The FCA says the case will provide “clarity and certainty for everyone involved in these business interruption disputes, policyholder and insurer alike”.
What do affected businesses say?
The views of Mr Manton are echoed by the many businesses who’ve contacted the BBC over the past few months to express frustration that their business interruption insurance wouldn’t pay out.
After all, their business was indeed interrupted by the coronavirus pandemic, as the lockdown stopped them from using their premises, for example.
Now many are crossing their fingers that the results of this case will mean their policies could pay out in future as many are – in the words of the FCA – “under intense financial strain”.
Simon Ager told the BBC his climbing company was at risk of being bankrupted because his insurer Hiscox was refusing to cover losses.
According to his policy, the insurer should cover financial losses for any business unable to use their premises following “an occurrence of any human infectious or human contagious disease, an outbreak of which must be notified to the local authority”.
However, citing a separate clause, Hiscox argues that the policy was intended to cover incidents that occur only within a mile of a business
Mr Ager is now part of the Hiscox Action Group, 369 of whose members are owed £47m in uncovered losses. They will give evidence in this week’s case and have begun a separate arbitration claim against the insurer.

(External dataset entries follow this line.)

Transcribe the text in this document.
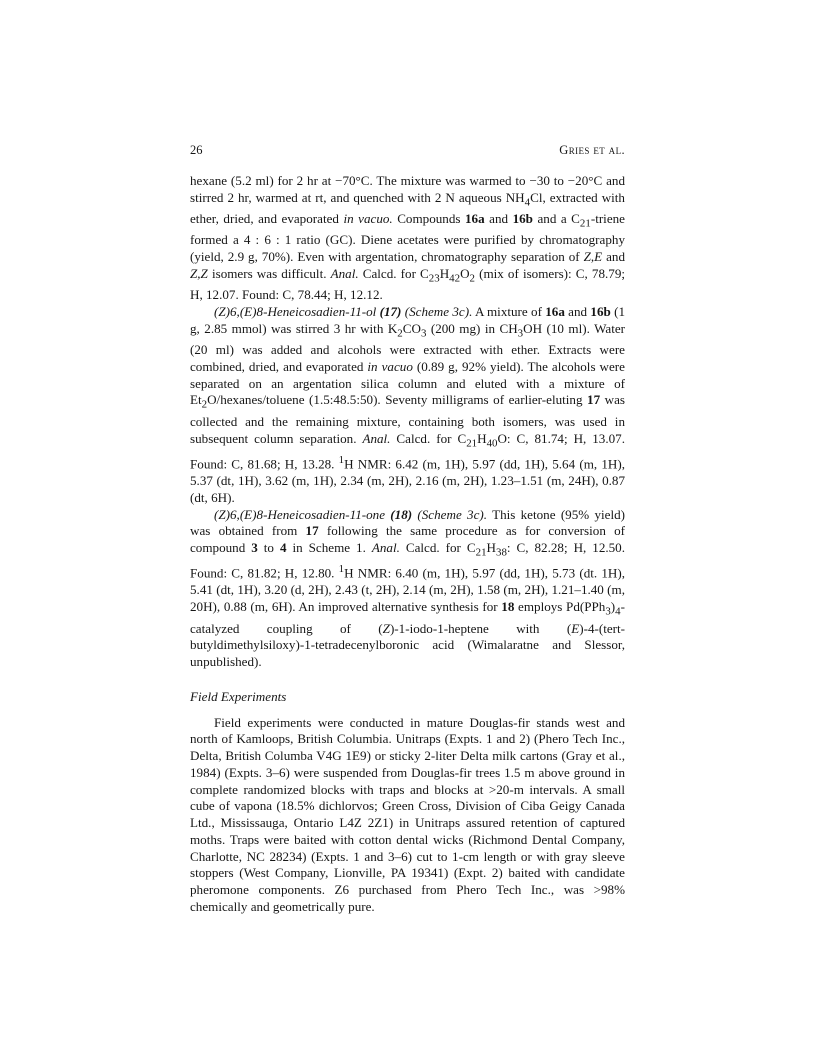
26	Gries et al.

hexane (5.2 ml) for 2 hr at −70°C. The mixture was warmed to −30 to −20°C and stirred 2 hr, warmed at rt, and quenched with 2 N aqueous $NH_4Cl$, extracted with ether, dried, and evaporated in vacuo. Compounds 16a and 16b and a $C_{21}$-triene formed a 4 : 6 : 1 ratio (GC). Diene acetates were purified by chromatography (yield, 2.9 g, 70%). Even with argentation, chromatography separation of Z,E and Z,Z isomers was difficult. Anal. Calcd. for $C_{23}H_{42}O_2$ (mix of isomers): C, 78.79; H, 12.07. Found: C, 78.44; H, 12.12.

(Z)6,(E)8-Heneicosadien-11-ol (17) (Scheme 3c). A mixture of 16a and 16b (1 g, 2.85 mmol) was stirred 3 hr with $K_2CO_3$ (200 mg) in $CH_3OH$ (10 ml). Water (20 ml) was added and alcohols were extracted with ether. Extracts were combined, dried, and evaporated in vacuo (0.89 g, 92% yield). The alcohols were separated on an argentation silica column and eluted with a mixture of $Et_2O/hexanes$/toluene (1.5:48.5:50). Seventy milligrams of earlier-eluting 17 was collected and the remaining mixture, containing both isomers, was used in subsequent column separation. Anal. Calcd. for $C_{21}H_{40}O$: C, 81.74; H, 13.07. Found: C, 81.68; H, 13.28. $^1$H NMR: 6.42 (m, 1H), 5.97 (dd, 1H), 5.64 (m, 1H), 5.37 (dt, 1H), 3.62 (m, 1H), 2.34 (m, 2H), 2.16 (m, 2H), 1.23–1.51 (m, 24H), 0.87 (dt, 6H).

(Z)6,(E)8-Heneicosadien-11-one (18) (Scheme 3c). This ketone (95% yield) was obtained from 17 following the same procedure as for conversion of compound 3 to 4 in Scheme 1. Anal. Calcd. for $C_{21}H_{38}$: C, 82.28; H, 12.50. Found: C, 81.82; H, 12.80. $^1$H NMR: 6.40 (m, 1H), 5.97 (dd, 1H), 5.73 (dt. 1H), 5.41 (dt, 1H), 3.20 (d, 2H), 2.43 (t, 2H), 2.14 (m, 2H), 1.58 (m, 2H), 1.21–1.40 (m, 20H), 0.88 (m, 6H). An improved alternative synthesis for 18 employs $Pd(PPh_3)_4$-catalyzed coupling of (Z)-1-iodo-1-heptene with (E)-4-(tert-butyldimethylsiloxy)-1-tetradecenylboronic acid (Wimalaratne and Slessor, unpublished).

Field Experiments

Field experiments were conducted in mature Douglas-fir stands west and north of Kamloops, British Columbia. Unitraps (Expts. 1 and 2) (Phero Tech Inc., Delta, British Columba V4G 1E9) or sticky 2-liter Delta milk cartons (Gray et al., 1984) (Expts. 3–6) were suspended from Douglas-fir trees 1.5 m above ground in complete randomized blocks with traps and blocks at >20-m intervals. A small cube of vapona (18.5% dichlorvos; Green Cross, Division of Ciba Geigy Canada Ltd., Mississauga, Ontario L4Z 2Z1) in Unitraps assured retention of captured moths. Traps were baited with cotton dental wicks (Richmond Dental Company, Charlotte, NC 28234) (Expts. 1 and 3–6) cut to 1-cm length or with gray sleeve stoppers (West Company, Lionville, PA 19341) (Expt. 2) baited with candidate pheromone components. Z6 purchased from Phero Tech Inc., was >98% chemically and geometrically pure.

Richard Leedham, a senior partner at law firm Mishcon de Reya, which represents the group, said: “We can shed additional light on the matter and explain exactly why these policies should pay out and show the damage this refusal is doing to hundreds if not thousands of British businesses.”
What do the insurers say?
The Association of British Insurers says most business policies do not cover pandemics, as the level of risk involved would make premiums unaffordable. Instead the majority focus on property damage.
Huw Evans, director general of the ABI, told the BBC: “This is not a debate about whether these policies were intended to cover pandemics, it is a debate as to whether the wordings of these policies inadvertently cover pandemics.
“It is an argument about whether the wording allows insurers to decline the claim.”
In June, Hiscox said it recognised businesses faced “extremely difficult times” and was committed to “seeking expedited resolution of any contract dispute”.
RSA Group said it continued to “treat claims in line with legal advice, precedent and case law”.
The FCA has said the 17 policies under review in the case are only a “representative sample” and that the test case would provide guidance for the interpretation of “many other” business interruption policies.
However, it has also said all along that most small business insurance policies will only focus on property damage and only have basic cover for business interruption.
As such, it believes “in the majority of cases, insurers are not obliged to pay out in relation to the coronavirus pandemic” and this court case will only focus on the “remainder of policies that could be argued to include cover”.
The trial is expected to take eight days.